Abstract

This article challenges a number of myths the Irish-American melodramatist Dion Boucicault himself created about his play The Octoroon. Boucicault claimed that London theatre audiences were dissatisfied with the ending, in which the heroine commits suicide, because they had become unsympathetic to American slaves. He rewrote the play for these audiences, and the two versions of The Octoroon have subsequently been used to suggest differences of attitude between New York and London, a shift in British racial politics in the early 1860s, and an antislavery position in Boucicault himself. This article questions all of these interpretations using contemporary reviews, Boucicault's advertisements and self-promoting articles, and much hitherto undiscussed material: a Boucicault letter, his evidence to a Parliamentary Select Committee, and the source of Boucicault's play, Mayne Reid's novel The Quadroon. Boucicault was a showman and self-promoter, and his assertions ignored the political uproar the play had caused in New York, and deliberately misinterpreted his audiences in London.
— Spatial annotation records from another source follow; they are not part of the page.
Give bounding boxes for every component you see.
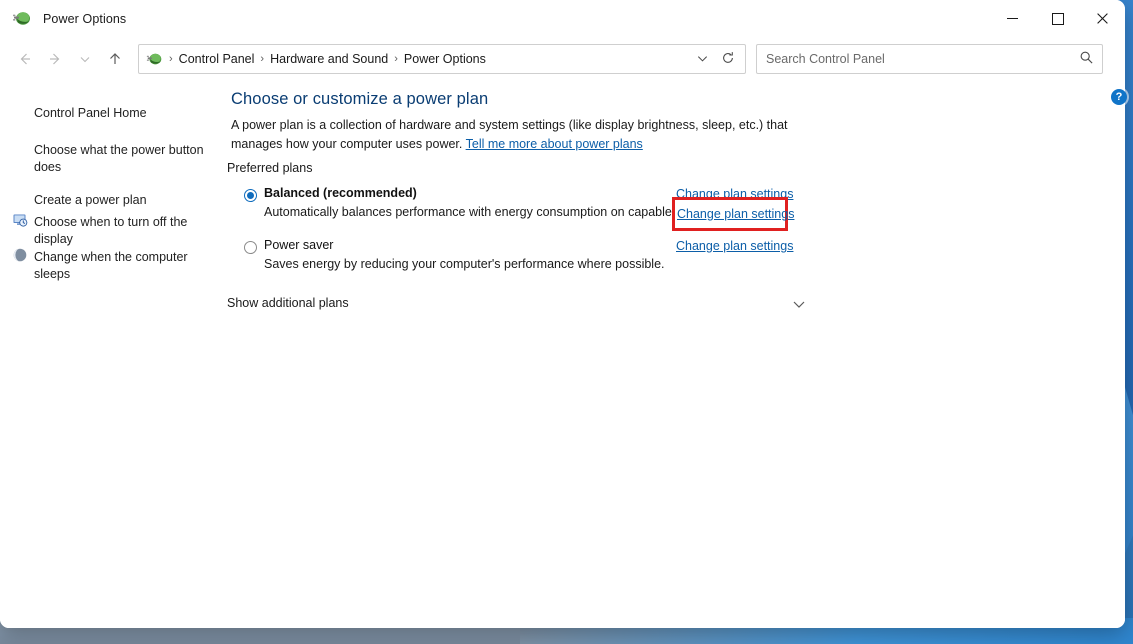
power-plug-icon (12, 9, 32, 29)
refresh-icon (723, 52, 733, 63)
chevron-down-icon (80, 57, 90, 63)
breadcrumb-separator: › (394, 53, 398, 65)
close-icon (1097, 13, 1108, 24)
breadcrumb-item-power-options[interactable]: Power Options (404, 52, 486, 66)
show-additional-plans-group[interactable]: Show additional plans (224, 296, 807, 317)
help-question-icon[interactable]: ? (1111, 89, 1127, 105)
window-body: Control Panel Home Choose what the power… (0, 81, 1125, 628)
display-clock-icon (12, 212, 28, 228)
breadcrumb-separator: › (260, 53, 265, 65)
sidebar-item-label: Create a power plan (34, 193, 147, 207)
page-title: Choose or customize a power plan (231, 90, 489, 108)
minimize-icon (1007, 18, 1018, 19)
sleep-moon-icon (12, 247, 28, 263)
address-bar[interactable]: › Control Panel › Hardware and Sound › P… (138, 44, 746, 74)
page-description: A power plan is a collection of hardware… (231, 116, 819, 154)
sidebar-item-label: Change when the computer sleeps (34, 250, 188, 281)
tell-me-more-link[interactable]: Tell me more about power plans (466, 137, 643, 151)
sidebar-item-change-computer-sleeps[interactable]: Change when the computer sleeps (34, 249, 212, 283)
forward-button[interactable] (40, 44, 70, 74)
power-options-window: Power Options › Control Panel › Hardware… (0, 0, 1125, 628)
plan-name: Power saver (264, 238, 334, 252)
forward-arrow-icon (50, 53, 60, 65)
title-bar[interactable]: Power Options (0, 0, 1125, 37)
breadcrumb-item-control-panel[interactable]: Control Panel (179, 52, 255, 66)
address-dropdown-button[interactable] (689, 45, 715, 71)
up-button[interactable] (100, 44, 130, 74)
sidebar-item-create-power-plan[interactable]: Create a power plan (34, 192, 212, 209)
search-box[interactable]: Search Control Panel (756, 44, 1103, 74)
breadcrumb-separator: › (169, 53, 173, 65)
plan-description: Saves energy by reducing your computer's… (264, 257, 665, 271)
change-plan-settings-link-highlighted[interactable]: Change plan settings (677, 207, 794, 221)
radio-balanced[interactable] (244, 189, 257, 202)
back-arrow-icon (20, 53, 30, 65)
plan-row-power-saver[interactable]: Power saver Saves energy by reducing you… (224, 238, 799, 284)
change-plan-settings-link-power-saver[interactable]: Change plan settings (676, 239, 793, 253)
chevron-down-icon[interactable] (791, 296, 807, 317)
close-button[interactable] (1080, 0, 1125, 37)
maximize-button[interactable] (1035, 0, 1080, 37)
address-bar-buttons (689, 45, 741, 71)
sidebar-item-choose-power-button[interactable]: Choose what the power button does (34, 142, 212, 176)
plan-description: Automatically balances performance with … (264, 205, 731, 219)
preferred-plans-group: Preferred plans (227, 161, 812, 181)
breadcrumb-item-hardware-and-sound[interactable]: Hardware and Sound (270, 52, 388, 66)
search-icon (1079, 50, 1094, 70)
window-title: Power Options (43, 11, 127, 26)
minimize-button[interactable] (990, 0, 1035, 37)
show-additional-plans-label[interactable]: Show additional plans (227, 296, 357, 310)
radio-power-saver[interactable] (244, 241, 257, 254)
maximize-icon (1051, 12, 1064, 25)
preferred-plans-label: Preferred plans (227, 161, 320, 175)
power-plug-icon (146, 51, 163, 68)
back-button[interactable] (10, 44, 40, 74)
main-content: Choose or customize a power plan A power… (224, 81, 1125, 628)
navigation-bar: › Control Panel › Hardware and Sound › P… (0, 37, 1125, 81)
search-input[interactable]: Search Control Panel (766, 52, 885, 66)
sidebar-item-label: Choose when to turn off the display (34, 215, 188, 246)
refresh-button[interactable] (715, 45, 741, 71)
recent-locations-button[interactable] (70, 44, 100, 74)
up-arrow-icon (110, 53, 120, 64)
sidebar-item-label: Choose what the power button does (34, 143, 204, 174)
sidebar-item-control-panel-home[interactable]: Control Panel Home (34, 105, 209, 122)
chevron-down-icon (697, 55, 707, 62)
plan-name: Balanced (recommended) (264, 186, 417, 200)
caption-button-group (990, 0, 1125, 37)
sidebar-item-choose-turn-off-display[interactable]: Choose when to turn off the display (34, 214, 212, 248)
sidebar: Control Panel Home Choose what the power… (0, 81, 224, 628)
sidebar-item-label: Control Panel Home (34, 106, 147, 120)
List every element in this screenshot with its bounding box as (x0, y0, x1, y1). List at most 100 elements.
The article demonstrates that British audiences were in many cases more sympathetic to American slaves than Boucicault himself, that they objected to the play on aesthetic rather than political grounds, and that Boucicault changed the ending for commercial reasons. It also reveals what the rewriting controversy has obscured: Boucicault's close attention in the play to the subtleties of the plantation social hierarchy. His concern with social differences and distinctions ties The Octoroon more closely to his Irish plays than has been recognized and illuminates contradictory impulses in The Octoroon, which also help to explain the two endings. While the ‘tragic ending’ reinforces the racial determinism that many critics have observed in the play, the scenes where an outside observer fails to comprehend the racial and social hierarchy on the plantation reinforce an alternative vision that helps justify the ‘happy ending’ versions. Both Boucicault and his play were more interestingly equivocal than the Octoroon myths have allowed.